Based on that, it seems like the answer to the blog title is "no" 😀
I get that everyone has their pet peeves, and one of Glenn's is when people don't know their CPU's special name. But just because something bugs you doesn't mean it's important.
one of my pet peeves is when people don't know their CPUs are offline because their 20 person dba team installed the cal bits on every server under the roof
that's probably more important than a cumulative gigahert
lol, not really - I needed to answer a question from 2012; I already had SQL Server 2000 installed, but wanted to see if the problem had persisted into 2005. It had not as it turns out.

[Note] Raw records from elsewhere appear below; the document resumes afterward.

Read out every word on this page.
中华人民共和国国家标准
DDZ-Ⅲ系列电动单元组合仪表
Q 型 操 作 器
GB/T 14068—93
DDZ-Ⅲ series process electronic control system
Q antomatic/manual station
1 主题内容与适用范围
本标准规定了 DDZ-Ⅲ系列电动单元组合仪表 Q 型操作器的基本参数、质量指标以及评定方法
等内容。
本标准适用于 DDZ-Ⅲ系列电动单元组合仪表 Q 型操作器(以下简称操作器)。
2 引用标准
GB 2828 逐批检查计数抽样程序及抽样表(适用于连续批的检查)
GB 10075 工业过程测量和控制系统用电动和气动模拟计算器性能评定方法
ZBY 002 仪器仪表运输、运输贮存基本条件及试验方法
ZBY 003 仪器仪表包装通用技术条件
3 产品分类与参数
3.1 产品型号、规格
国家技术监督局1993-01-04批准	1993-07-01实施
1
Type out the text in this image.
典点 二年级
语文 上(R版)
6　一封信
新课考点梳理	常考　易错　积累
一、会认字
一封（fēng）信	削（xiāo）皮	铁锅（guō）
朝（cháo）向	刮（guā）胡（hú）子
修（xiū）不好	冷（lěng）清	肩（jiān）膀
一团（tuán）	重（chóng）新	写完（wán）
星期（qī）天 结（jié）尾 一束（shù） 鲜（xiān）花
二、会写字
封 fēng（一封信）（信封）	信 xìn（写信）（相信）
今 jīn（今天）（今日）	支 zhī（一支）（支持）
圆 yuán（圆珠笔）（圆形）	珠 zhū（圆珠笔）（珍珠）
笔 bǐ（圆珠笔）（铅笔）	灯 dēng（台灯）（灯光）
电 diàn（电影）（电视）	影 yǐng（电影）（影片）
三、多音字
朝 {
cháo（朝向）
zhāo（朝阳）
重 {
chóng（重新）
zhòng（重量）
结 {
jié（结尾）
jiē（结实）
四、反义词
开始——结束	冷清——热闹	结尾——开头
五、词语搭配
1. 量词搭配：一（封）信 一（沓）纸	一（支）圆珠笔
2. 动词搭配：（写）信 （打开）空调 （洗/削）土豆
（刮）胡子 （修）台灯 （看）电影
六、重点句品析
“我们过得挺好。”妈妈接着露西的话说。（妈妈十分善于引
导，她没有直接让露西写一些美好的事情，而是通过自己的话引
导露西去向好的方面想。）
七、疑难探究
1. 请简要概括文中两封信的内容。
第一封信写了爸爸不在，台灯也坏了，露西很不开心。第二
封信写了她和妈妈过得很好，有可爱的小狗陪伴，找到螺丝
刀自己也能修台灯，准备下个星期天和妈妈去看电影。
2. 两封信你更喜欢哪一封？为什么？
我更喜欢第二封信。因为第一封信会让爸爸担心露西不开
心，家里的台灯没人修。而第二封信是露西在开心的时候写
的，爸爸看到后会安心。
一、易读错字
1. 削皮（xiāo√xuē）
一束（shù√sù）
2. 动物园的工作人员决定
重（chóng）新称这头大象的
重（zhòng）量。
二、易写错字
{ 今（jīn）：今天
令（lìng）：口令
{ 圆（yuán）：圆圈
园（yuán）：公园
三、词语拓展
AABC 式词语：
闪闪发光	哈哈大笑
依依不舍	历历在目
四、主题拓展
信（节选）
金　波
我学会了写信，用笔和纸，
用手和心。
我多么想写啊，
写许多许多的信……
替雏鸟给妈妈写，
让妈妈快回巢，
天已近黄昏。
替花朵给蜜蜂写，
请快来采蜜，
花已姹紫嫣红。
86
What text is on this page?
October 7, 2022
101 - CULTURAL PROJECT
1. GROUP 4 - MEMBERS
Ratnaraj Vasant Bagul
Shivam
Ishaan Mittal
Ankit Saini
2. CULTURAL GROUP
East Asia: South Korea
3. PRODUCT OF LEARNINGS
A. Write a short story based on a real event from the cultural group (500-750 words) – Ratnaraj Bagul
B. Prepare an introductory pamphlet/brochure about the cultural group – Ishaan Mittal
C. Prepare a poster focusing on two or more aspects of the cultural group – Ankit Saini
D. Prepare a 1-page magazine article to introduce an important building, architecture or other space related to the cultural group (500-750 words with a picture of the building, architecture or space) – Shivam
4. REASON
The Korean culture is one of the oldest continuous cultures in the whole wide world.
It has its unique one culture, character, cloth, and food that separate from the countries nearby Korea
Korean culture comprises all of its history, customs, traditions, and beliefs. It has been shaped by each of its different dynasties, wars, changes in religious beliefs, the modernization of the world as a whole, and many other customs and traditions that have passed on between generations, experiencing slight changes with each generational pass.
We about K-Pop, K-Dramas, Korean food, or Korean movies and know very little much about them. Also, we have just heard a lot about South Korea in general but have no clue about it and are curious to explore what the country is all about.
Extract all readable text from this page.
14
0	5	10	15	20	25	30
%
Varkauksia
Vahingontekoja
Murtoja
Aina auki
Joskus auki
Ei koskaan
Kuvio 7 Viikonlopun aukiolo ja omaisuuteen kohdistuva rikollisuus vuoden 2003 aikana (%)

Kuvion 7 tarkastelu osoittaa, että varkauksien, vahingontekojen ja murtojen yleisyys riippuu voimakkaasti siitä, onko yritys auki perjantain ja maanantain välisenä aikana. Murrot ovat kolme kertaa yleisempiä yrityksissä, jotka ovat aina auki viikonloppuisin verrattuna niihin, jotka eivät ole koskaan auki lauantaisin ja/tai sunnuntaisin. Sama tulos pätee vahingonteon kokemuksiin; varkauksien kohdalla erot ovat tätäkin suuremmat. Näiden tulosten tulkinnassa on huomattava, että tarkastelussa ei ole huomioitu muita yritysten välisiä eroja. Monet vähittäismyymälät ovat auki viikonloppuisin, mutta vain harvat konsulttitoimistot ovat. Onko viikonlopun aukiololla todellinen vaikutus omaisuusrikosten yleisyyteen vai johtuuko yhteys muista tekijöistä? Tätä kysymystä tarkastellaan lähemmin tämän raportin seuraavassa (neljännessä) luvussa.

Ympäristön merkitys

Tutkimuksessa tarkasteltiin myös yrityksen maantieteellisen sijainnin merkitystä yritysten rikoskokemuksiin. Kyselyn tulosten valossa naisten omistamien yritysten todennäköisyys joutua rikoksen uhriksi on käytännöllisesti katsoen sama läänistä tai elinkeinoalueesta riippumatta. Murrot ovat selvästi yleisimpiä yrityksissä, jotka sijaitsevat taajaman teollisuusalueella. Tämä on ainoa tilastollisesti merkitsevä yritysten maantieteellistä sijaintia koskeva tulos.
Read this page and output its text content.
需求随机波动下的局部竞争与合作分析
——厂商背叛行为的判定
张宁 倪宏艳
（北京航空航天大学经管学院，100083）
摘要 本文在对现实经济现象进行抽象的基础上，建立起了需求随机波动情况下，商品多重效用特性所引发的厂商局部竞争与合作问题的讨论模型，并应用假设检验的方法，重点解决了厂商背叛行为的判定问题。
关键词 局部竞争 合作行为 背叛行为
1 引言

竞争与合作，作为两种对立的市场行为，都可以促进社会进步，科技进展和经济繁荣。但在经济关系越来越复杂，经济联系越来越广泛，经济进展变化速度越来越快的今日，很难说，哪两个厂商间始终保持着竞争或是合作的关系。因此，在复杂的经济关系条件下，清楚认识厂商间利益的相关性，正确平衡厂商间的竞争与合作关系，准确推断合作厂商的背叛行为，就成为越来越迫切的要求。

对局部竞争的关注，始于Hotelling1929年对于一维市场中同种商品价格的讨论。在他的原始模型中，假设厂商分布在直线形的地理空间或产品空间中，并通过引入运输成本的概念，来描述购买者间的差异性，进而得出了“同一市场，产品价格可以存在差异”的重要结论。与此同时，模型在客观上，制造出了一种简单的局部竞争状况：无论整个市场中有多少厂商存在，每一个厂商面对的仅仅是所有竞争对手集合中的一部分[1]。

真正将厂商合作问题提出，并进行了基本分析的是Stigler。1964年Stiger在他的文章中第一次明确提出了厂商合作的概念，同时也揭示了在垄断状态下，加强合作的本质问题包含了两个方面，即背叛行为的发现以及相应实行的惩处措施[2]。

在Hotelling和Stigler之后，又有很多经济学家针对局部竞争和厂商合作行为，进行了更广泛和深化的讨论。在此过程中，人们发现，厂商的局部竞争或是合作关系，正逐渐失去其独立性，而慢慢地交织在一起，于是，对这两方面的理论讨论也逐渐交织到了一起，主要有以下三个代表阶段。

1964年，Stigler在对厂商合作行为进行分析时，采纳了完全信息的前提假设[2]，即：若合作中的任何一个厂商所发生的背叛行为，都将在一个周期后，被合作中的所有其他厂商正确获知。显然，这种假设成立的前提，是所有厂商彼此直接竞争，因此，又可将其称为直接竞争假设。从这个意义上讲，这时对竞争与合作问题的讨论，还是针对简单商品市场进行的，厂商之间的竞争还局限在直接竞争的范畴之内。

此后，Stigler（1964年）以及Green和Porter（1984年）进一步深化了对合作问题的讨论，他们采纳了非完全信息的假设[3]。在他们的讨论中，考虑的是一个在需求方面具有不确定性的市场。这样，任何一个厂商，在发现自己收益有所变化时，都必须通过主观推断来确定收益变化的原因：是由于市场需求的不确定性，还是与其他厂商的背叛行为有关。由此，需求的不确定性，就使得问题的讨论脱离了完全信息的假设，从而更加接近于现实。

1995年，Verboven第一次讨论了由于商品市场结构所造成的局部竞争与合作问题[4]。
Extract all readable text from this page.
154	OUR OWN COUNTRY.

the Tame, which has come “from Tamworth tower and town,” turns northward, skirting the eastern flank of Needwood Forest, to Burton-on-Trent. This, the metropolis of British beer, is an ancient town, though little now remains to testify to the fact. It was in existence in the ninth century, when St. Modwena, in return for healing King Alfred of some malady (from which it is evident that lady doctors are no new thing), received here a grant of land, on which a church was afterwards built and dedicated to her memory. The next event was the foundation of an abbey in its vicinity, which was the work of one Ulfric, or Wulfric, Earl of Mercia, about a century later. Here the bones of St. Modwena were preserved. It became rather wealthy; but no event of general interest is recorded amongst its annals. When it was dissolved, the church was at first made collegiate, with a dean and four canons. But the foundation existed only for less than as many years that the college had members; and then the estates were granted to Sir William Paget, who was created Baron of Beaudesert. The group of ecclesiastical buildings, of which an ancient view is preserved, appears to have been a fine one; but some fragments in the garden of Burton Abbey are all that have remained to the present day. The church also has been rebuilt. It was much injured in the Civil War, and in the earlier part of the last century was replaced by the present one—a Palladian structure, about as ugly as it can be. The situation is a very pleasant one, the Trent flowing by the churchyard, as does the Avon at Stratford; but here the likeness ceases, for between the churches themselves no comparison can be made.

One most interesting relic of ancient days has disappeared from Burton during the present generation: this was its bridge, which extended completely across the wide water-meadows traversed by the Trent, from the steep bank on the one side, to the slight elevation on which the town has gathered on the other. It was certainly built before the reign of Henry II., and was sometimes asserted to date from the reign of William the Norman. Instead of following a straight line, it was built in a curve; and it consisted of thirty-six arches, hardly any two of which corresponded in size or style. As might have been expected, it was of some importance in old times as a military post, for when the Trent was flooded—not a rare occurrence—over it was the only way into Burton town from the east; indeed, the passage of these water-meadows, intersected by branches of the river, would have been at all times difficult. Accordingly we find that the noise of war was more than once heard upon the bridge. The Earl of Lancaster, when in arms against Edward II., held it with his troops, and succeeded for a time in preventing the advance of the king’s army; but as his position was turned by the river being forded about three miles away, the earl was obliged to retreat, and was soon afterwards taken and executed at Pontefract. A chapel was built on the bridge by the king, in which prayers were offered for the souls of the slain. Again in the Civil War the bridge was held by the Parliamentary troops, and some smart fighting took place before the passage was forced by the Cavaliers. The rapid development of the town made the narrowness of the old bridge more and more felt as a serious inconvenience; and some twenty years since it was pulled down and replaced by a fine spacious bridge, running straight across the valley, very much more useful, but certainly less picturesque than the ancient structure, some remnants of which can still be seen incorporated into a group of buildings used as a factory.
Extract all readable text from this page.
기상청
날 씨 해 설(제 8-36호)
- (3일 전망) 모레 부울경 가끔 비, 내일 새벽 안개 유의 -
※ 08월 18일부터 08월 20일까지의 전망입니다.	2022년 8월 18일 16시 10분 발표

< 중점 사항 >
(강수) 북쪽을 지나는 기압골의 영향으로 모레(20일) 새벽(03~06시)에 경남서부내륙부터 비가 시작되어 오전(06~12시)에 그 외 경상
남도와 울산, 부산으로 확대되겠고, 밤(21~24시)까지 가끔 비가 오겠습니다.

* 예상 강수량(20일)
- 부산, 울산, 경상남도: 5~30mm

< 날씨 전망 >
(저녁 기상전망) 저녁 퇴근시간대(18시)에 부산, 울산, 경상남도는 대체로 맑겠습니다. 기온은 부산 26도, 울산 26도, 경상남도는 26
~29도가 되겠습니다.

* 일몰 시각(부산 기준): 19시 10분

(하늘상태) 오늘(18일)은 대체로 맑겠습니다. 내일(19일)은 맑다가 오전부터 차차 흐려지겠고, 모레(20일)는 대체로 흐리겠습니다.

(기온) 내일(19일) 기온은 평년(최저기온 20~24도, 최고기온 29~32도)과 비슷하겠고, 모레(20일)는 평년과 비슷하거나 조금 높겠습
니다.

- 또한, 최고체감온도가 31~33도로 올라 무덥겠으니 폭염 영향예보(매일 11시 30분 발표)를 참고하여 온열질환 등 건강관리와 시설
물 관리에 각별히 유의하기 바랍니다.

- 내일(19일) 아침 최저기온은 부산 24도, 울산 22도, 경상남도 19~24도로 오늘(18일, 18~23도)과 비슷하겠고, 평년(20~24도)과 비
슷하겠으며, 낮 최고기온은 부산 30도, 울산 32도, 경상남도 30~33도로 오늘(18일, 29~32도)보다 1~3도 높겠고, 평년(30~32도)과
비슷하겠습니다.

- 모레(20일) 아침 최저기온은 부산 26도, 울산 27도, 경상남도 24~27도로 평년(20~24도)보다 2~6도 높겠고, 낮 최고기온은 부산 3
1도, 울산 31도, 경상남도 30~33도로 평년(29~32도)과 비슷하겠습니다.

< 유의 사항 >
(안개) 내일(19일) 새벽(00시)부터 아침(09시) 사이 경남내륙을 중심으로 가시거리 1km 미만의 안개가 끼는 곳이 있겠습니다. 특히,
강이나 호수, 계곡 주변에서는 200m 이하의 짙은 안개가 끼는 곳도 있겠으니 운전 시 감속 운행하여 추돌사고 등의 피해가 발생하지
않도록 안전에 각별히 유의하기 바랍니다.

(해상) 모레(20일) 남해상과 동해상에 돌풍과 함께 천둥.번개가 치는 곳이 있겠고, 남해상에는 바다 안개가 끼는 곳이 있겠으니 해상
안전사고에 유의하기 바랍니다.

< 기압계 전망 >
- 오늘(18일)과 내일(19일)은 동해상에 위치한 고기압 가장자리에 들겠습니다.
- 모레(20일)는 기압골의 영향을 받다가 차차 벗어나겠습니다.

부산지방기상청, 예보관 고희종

10 year old question answered on Internet
Actually I wasn't so concerned about answering the question as i was about removing the comments on the question.
Anyone got any idea on this one? How is it possible for a foreign-key cascaded delete to have a CONVERT_IMPLICIT(bigint in the join between parent table spool and the child table? I just can't see how it's possible to induce a conversion, because otherwise the foreign key wouldn't be allowed.
I have these two below tables on which I am performing delete followed by an insert but intermittently deadlocks are being encountered.
Schedule.Assignments (Parent table)
[Schedule.Assignments (Parent table)]
Schedule.Schedules (Child table)
[Schedule.Schedules (Child table)]
Intermittently tw...
@HannahVernon But how is that possible? If you actually did look, you would see the conversion is part of the foreign key lookup, which happens automatically, and must by definition have the same data type. The actual lookup on the parent table as written in the main SQL does not have an implicit conversion.